空気が重く湿った玄関はわずかに埃っぽく、この家に、数日間人気がなかったことを示していた。
「長期だったの?」
「半月」
靴を不精して蹴り上げて脱ごうとした先生は、うまく脱げず、そのまま廊下を土足で数歩、歩いた。笑ってる。
「先生、バカ」
「ははは・・」
俺もつられて笑って、ちょっと血を吐く。
「おっと、お前の処置!!」
カカシ先生は、俺を抱えるようにすると、また足で、ふすまを開けた。
「先生って意外に行儀わるいってばよ」
「そうか?誰も見てないしな」
「そういう問題じゃないって。
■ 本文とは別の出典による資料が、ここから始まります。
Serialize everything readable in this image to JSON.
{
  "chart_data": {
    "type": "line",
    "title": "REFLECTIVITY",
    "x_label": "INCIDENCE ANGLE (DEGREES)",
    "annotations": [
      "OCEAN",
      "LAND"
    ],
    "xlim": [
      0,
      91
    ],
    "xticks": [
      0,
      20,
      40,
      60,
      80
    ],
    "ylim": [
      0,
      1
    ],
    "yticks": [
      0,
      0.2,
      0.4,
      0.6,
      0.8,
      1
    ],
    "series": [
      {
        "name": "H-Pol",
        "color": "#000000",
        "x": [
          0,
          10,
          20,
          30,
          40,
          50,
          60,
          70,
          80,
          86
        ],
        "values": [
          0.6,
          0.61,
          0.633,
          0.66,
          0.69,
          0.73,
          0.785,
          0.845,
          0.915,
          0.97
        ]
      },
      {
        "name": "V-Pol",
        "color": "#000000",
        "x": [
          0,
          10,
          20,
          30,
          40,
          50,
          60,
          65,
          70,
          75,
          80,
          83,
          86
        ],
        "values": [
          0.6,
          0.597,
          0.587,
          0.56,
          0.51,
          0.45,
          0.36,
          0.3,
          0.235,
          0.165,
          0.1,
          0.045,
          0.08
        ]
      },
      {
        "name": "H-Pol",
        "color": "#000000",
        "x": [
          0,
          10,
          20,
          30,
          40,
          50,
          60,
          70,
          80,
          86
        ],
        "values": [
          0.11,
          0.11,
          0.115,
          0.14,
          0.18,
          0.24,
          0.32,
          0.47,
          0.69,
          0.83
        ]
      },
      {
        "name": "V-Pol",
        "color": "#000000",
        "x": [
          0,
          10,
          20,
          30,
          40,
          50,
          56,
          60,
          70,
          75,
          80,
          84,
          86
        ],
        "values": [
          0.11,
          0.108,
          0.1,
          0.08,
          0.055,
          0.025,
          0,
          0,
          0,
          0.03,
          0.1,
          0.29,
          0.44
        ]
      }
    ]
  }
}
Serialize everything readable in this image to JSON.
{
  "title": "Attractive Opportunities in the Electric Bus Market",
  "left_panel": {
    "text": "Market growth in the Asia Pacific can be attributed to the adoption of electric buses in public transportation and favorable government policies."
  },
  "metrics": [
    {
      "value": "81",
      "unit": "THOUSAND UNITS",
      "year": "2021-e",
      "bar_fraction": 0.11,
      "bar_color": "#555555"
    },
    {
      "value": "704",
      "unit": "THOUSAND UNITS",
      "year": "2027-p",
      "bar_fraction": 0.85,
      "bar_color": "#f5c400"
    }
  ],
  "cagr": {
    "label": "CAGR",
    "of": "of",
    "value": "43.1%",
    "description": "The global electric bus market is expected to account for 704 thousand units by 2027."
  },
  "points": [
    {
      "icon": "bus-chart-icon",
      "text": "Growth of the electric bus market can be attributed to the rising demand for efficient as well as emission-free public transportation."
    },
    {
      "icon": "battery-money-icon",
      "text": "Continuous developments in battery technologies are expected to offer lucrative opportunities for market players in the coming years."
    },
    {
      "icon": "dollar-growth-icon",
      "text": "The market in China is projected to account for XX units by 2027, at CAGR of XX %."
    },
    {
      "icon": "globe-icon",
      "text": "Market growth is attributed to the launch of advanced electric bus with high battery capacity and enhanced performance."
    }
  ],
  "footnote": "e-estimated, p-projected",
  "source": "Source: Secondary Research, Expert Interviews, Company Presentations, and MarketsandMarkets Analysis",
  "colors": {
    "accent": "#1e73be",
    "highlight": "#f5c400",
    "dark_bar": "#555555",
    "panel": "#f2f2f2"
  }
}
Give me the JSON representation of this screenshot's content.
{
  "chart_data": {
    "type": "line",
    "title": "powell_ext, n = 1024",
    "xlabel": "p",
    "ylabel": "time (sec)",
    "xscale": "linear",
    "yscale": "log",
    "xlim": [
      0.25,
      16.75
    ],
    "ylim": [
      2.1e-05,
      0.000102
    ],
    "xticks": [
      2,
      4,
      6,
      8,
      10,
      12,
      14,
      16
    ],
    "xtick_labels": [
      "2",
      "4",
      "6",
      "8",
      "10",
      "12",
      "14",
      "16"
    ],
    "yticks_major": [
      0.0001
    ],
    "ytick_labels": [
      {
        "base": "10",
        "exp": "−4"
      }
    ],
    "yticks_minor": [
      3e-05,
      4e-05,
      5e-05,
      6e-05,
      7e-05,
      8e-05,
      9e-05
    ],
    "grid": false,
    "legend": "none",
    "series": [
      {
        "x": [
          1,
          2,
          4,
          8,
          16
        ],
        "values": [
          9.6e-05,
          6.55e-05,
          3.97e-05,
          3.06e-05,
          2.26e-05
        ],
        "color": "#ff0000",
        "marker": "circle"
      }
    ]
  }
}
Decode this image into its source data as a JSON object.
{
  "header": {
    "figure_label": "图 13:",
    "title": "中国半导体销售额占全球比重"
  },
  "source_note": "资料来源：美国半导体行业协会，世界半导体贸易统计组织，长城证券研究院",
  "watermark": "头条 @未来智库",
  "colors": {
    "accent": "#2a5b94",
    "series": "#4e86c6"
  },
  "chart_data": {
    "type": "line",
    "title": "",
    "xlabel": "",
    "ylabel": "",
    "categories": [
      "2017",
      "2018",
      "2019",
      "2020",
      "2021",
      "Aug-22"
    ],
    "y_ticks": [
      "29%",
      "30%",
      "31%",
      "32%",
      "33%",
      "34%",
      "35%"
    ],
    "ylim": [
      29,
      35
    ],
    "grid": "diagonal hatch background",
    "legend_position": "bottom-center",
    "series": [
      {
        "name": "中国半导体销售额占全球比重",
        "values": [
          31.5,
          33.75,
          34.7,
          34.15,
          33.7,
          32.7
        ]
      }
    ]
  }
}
サクラちゃんに怒られるってばよ」
「怒るか?じゃ、サクラが来たらちゃんとするよ」
畳の部屋の向こうに縁側がある。先生はそこに俺を座らせた。
「先生、サクラちゃんはもう女の子じゃないよ」
「へ~」
医療用具を取りに行った先生は、遠くで間延びした返事をした。
「だから、こんなむさくるしい男所帯になんか来ないから安心しろってば」
「お前も、意外にキツイこと言うよね」
戻ってきた先生は俺と並んで座る。
先生は、フル装備のまま、俺の怪我や体調を見てくれた。
先生が動くたび、重装備の音がする。
口布は下ろしていて、その整った顔を俺に見せている。
出会った頃はおっさんだと思っていたけれど、こうしてみれば、ぜんぜんおっさんじゃない。
「先生」
「なんだ?」
「加齢臭って言ってごめんてば」
「え?いつ?」
あ、いけね。
先生に直接言ったわけじゃなかったんだっけ。
「なんでもない」
「お前、やっぱ、酷いやつ決定だ」
処置を終えた先生は、立ち上がると「湯船は無理だろうけど、汚れ落とせよ」と言った。
奥に行きながら、「そんなににおいってすんのかな」と、独り言を言っていて、俺はまた笑った。